All we’ve had is some numbers shifted.
The game is still hell to play.

Also the way you evaluate strategic diversity using mass data mining of replays would be through markov chains. Evaluating strategic diversity is difficult because the game can be complex and it’s hard to properly evaluate all the possible win/loss conditions and that’s not even speaking to the difficulty of trying to attribute cause/effect to them.

So what you do is you take various game statistics such as unit counts at various stages of the game and you plot it on a frequency chart. You do this for all units and for all maps and all matchups. This produces hundreds of charts. From there, you generate markov chains that have “event” nodes which produce events any time the markov chain is on that node. An event could be labelled “marine created” or “marine died” etc. Then you generate billions of these chains and simulate them and plot their outputs on a frequency chart just like you did with the replay stats. The chains which most closely approximate the frequency distribution of the replays is the “correct” one. Maps which require more complex markov chains to properly model them are considered more strategically diverse.
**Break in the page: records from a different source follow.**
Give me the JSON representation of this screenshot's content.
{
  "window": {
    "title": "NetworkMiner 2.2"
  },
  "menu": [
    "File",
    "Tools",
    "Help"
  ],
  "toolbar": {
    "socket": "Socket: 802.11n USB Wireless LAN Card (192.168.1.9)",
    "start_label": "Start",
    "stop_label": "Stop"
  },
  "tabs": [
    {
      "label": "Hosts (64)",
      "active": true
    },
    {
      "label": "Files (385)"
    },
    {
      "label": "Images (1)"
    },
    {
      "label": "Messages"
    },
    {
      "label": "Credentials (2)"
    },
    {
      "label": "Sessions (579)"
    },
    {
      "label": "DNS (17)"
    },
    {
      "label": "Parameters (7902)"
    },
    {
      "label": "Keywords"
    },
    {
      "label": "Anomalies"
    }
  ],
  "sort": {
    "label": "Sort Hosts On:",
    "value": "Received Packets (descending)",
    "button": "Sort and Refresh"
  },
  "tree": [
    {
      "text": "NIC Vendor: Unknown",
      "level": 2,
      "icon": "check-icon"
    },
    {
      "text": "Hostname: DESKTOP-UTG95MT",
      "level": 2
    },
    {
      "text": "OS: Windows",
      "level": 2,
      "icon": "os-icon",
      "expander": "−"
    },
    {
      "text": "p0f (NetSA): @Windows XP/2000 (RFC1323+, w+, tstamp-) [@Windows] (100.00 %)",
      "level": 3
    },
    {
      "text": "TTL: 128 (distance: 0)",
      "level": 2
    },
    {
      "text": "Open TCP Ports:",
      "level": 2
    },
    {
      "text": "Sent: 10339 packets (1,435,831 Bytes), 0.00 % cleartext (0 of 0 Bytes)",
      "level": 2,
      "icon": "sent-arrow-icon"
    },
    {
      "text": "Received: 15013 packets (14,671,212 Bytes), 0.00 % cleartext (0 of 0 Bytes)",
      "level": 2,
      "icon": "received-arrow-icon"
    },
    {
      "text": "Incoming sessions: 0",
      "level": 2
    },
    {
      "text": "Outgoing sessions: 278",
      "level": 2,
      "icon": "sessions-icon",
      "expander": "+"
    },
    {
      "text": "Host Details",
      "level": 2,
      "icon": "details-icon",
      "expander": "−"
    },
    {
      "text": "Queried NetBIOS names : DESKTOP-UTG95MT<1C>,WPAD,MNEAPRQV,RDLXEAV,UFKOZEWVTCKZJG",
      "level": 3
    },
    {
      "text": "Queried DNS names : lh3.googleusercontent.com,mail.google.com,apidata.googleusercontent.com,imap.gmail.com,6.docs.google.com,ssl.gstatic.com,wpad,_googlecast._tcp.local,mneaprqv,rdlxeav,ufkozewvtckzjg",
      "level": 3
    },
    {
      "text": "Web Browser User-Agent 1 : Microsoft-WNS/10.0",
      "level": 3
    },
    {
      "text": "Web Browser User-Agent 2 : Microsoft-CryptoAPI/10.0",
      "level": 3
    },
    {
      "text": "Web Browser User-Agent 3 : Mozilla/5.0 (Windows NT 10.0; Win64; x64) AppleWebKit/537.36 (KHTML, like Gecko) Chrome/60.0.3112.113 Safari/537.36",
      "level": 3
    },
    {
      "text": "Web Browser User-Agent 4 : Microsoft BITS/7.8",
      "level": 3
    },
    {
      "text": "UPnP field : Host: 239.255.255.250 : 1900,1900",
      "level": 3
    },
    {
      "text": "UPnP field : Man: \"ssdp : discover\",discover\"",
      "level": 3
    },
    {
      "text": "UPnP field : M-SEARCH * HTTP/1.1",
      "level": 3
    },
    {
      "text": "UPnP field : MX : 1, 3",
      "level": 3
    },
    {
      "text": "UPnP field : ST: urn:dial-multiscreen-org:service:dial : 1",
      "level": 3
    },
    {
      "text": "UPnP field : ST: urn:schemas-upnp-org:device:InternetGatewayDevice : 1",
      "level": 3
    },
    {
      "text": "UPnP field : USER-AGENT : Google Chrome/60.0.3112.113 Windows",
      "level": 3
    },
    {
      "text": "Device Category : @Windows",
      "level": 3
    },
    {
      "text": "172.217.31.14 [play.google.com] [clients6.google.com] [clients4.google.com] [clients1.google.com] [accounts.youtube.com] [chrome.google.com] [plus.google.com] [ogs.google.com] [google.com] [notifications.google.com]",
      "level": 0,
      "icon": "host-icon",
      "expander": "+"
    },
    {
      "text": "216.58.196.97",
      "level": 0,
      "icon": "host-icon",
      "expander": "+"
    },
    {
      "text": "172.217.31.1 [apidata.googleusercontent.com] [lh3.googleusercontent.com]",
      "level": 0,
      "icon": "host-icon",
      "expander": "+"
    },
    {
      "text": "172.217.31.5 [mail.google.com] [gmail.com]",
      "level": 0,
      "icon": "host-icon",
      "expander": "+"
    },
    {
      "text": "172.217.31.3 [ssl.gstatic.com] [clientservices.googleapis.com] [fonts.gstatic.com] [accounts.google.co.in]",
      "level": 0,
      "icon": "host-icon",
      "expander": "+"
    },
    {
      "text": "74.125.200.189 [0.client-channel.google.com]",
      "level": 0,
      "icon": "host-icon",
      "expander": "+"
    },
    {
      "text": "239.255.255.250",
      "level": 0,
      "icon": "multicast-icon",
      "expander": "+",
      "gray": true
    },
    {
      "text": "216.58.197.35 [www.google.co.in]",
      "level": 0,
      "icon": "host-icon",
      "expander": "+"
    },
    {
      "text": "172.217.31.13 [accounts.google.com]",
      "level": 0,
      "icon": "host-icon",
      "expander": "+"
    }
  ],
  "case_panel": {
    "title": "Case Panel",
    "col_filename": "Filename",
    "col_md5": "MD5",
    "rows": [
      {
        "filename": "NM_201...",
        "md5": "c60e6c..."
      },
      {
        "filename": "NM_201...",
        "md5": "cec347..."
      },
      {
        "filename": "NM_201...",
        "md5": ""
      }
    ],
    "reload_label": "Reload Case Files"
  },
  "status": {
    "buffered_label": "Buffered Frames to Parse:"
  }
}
Basically all a markov chain is is a series of links connecting to other links and these connections have probabilities. The simulation starts out at the start link, picks the next link at random according to the probabilities of the connections, and moves to that link, and repeats thousands of times. Some links just connect to other links in the tree, but other links are special “tagged” links which denote an event like a marine being created. This allows you to create a complex chain that outputs event tags at the same time/frequency as what happens in the replays. Since the timing/frequency of those events in the game is quite complicated, it takes a very complex chain to create the proper frequency/ordering/timing of events.
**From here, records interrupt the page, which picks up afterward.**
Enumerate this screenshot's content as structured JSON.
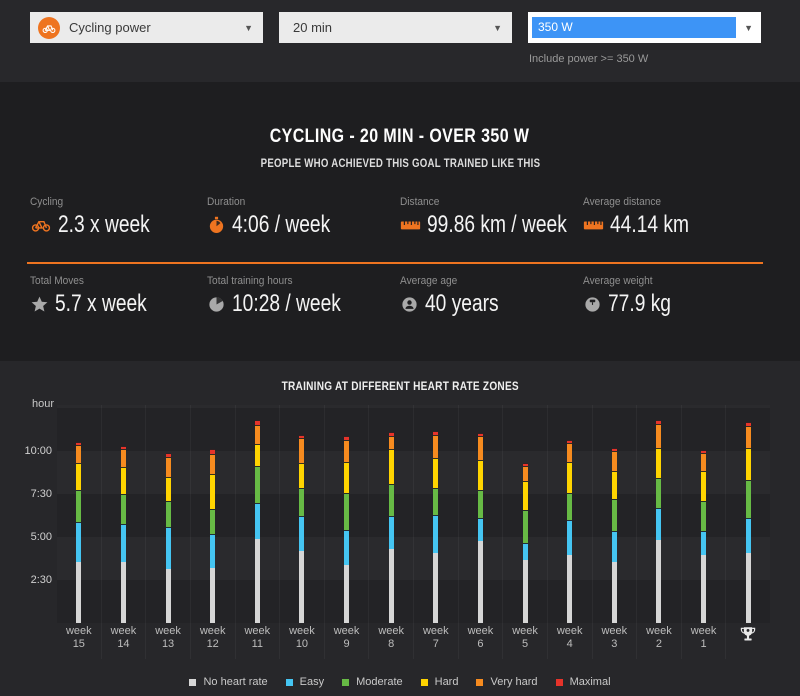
{
  "filters": {
    "sport": {
      "value": "Cycling power",
      "icon": "cycling-icon"
    },
    "duration": {
      "value": "20 min"
    },
    "power": {
      "value": "350 W"
    },
    "power_note": "Include power >= 350 W"
  },
  "summary": {
    "title": "CYCLING - 20 MIN - OVER 350 W",
    "subtitle": "PEOPLE WHO ACHIEVED THIS GOAL TRAINED LIKE THIS",
    "stats": [
      {
        "label": "Cycling",
        "value": "2.3 x week",
        "icon": "bicycle-icon"
      },
      {
        "label": "Duration",
        "value": "4:06 / week",
        "icon": "stopwatch-icon"
      },
      {
        "label": "Distance",
        "value": "99.86 km / week",
        "icon": "ruler-icon"
      },
      {
        "label": "Average distance",
        "value": "44.14 km",
        "icon": "ruler-icon"
      },
      {
        "label": "Total Moves",
        "value": "5.7 x week",
        "icon": "star-icon"
      },
      {
        "label": "Total training hours",
        "value": "10:28 / week",
        "icon": "clock-icon"
      },
      {
        "label": "Average age",
        "value": "40 years",
        "icon": "person-icon"
      },
      {
        "label": "Average weight",
        "value": "77.9 kg",
        "icon": "scale-icon"
      }
    ]
  },
  "chart_data": {
    "type": "bar",
    "stacked": true,
    "title": "TRAINING AT DIFFERENT HEART RATE ZONES",
    "ylabel": "hour",
    "ytick_labels": [
      "2:30",
      "5:00",
      "7:30",
      "10:00"
    ],
    "ytick_hours": [
      2.5,
      5,
      7.5,
      10
    ],
    "ylim_hours": [
      0,
      12.7
    ],
    "grid": "subtle-bands-and-column-lines",
    "categories": [
      "week 15",
      "week 14",
      "week 13",
      "week 12",
      "week 11",
      "week 10",
      "week 9",
      "week 8",
      "week 7",
      "week 6",
      "week 5",
      "week 4",
      "week 3",
      "week 2",
      "week 1",
      "trophy"
    ],
    "last_category_icon": "trophy-icon",
    "zone_colors": [
      "#d6d6d6",
      "#45c5f2",
      "#67ba45",
      "#ffd400",
      "#f68b1f",
      "#e6332a"
    ],
    "series": [
      {
        "name": "No heart rate",
        "values": [
          3.53,
          3.55,
          3.14,
          3.2,
          4.88,
          4.16,
          3.39,
          4.3,
          4.07,
          4.74,
          3.68,
          3.97,
          3.53,
          4.84,
          3.97,
          4.07
        ]
      },
      {
        "name": "Easy",
        "values": [
          2.35,
          2.21,
          2.44,
          1.98,
          2.09,
          2.08,
          2.03,
          1.94,
          2.23,
          1.36,
          0.97,
          2.03,
          1.84,
          1.84,
          1.36,
          2.03
        ]
      },
      {
        "name": "Moderate",
        "values": [
          1.85,
          1.74,
          1.51,
          1.45,
          2.15,
          1.61,
          2.13,
          1.84,
          1.55,
          1.65,
          1.94,
          1.55,
          1.84,
          1.74,
          1.74,
          2.23
        ]
      },
      {
        "name": "Hard",
        "values": [
          1.58,
          1.57,
          1.4,
          2.03,
          1.28,
          1.45,
          1.84,
          2.03,
          1.74,
          1.74,
          1.65,
          1.84,
          1.65,
          1.74,
          1.74,
          1.84
        ]
      },
      {
        "name": "Very hard",
        "values": [
          1.07,
          1.05,
          1.16,
          1.16,
          1.1,
          1.45,
          1.26,
          0.74,
          1.36,
          1.4,
          0.87,
          1.1,
          1.13,
          1.4,
          1.07,
          1.3
        ]
      },
      {
        "name": "Maximal",
        "values": [
          0.16,
          0.17,
          0.23,
          0.29,
          0.29,
          0.17,
          0.23,
          0.23,
          0.2,
          0.17,
          0.17,
          0.17,
          0.17,
          0.23,
          0.17,
          0.23
        ]
      }
    ],
    "legend": [
      {
        "label": "No heart rate",
        "color": "#d6d6d6"
      },
      {
        "label": "Easy",
        "color": "#45c5f2"
      },
      {
        "label": "Moderate",
        "color": "#67ba45"
      },
      {
        "label": "Hard",
        "color": "#ffd400"
      },
      {
        "label": "Very hard",
        "color": "#f68b1f"
      },
      {
        "label": "Maximal",
        "color": "#e6332a"
      }
    ],
    "legend_position": "bottom-center"
  },
  "colors": {
    "accent_orange": "#ee7420",
    "selection_blue": "#3d94f6",
    "panel_dark": "#1e1e20",
    "panel_light": "#28282b"
  }
}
These systems are used to model all sorts of random processes ranging from the stock market to the weather and data compression.
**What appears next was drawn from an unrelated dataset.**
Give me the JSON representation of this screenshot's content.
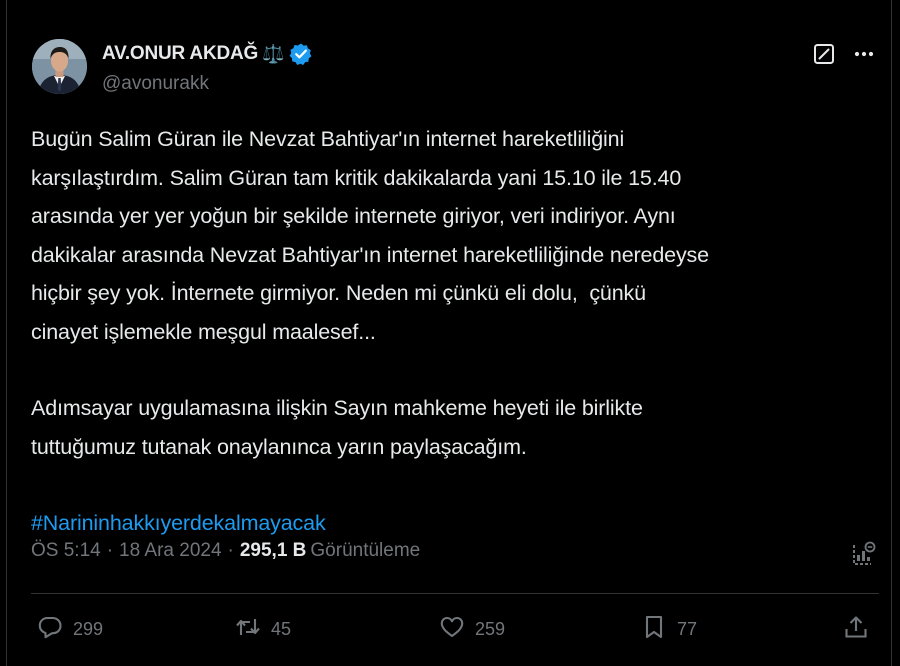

With a way to evaluate strategic diversity from mass replay mining, an AI could generate maps that maximize the strategic diversity of the games. Maps would also be scored by combining, through weights, player feedback of maps, win-rates, and also a diversity scoring function which guarantees the maps are different from other maps. Since this would be completely automated, Blizzard would only have to shell out the cash to develop the system at the start, and after that point it would run on its own with no upkeep cost. The system would crank out bad maps at first, but after only a few iterations would start cranking out loads of insanely good and unique maps.

If you want to see a very simple example of a similar algorithm at work, check out this, which designs cars:

https://rednuht.org/genetic_cars_2/

Now people read a post like this and think it’s too complex / “pie in the sky” / think "Would that really work? and “How practical is that!”. The answer is simple: yes. I’ve been doing essentially this for years in a variety of contexts ranging from bots for MMORPG games to engineering applications.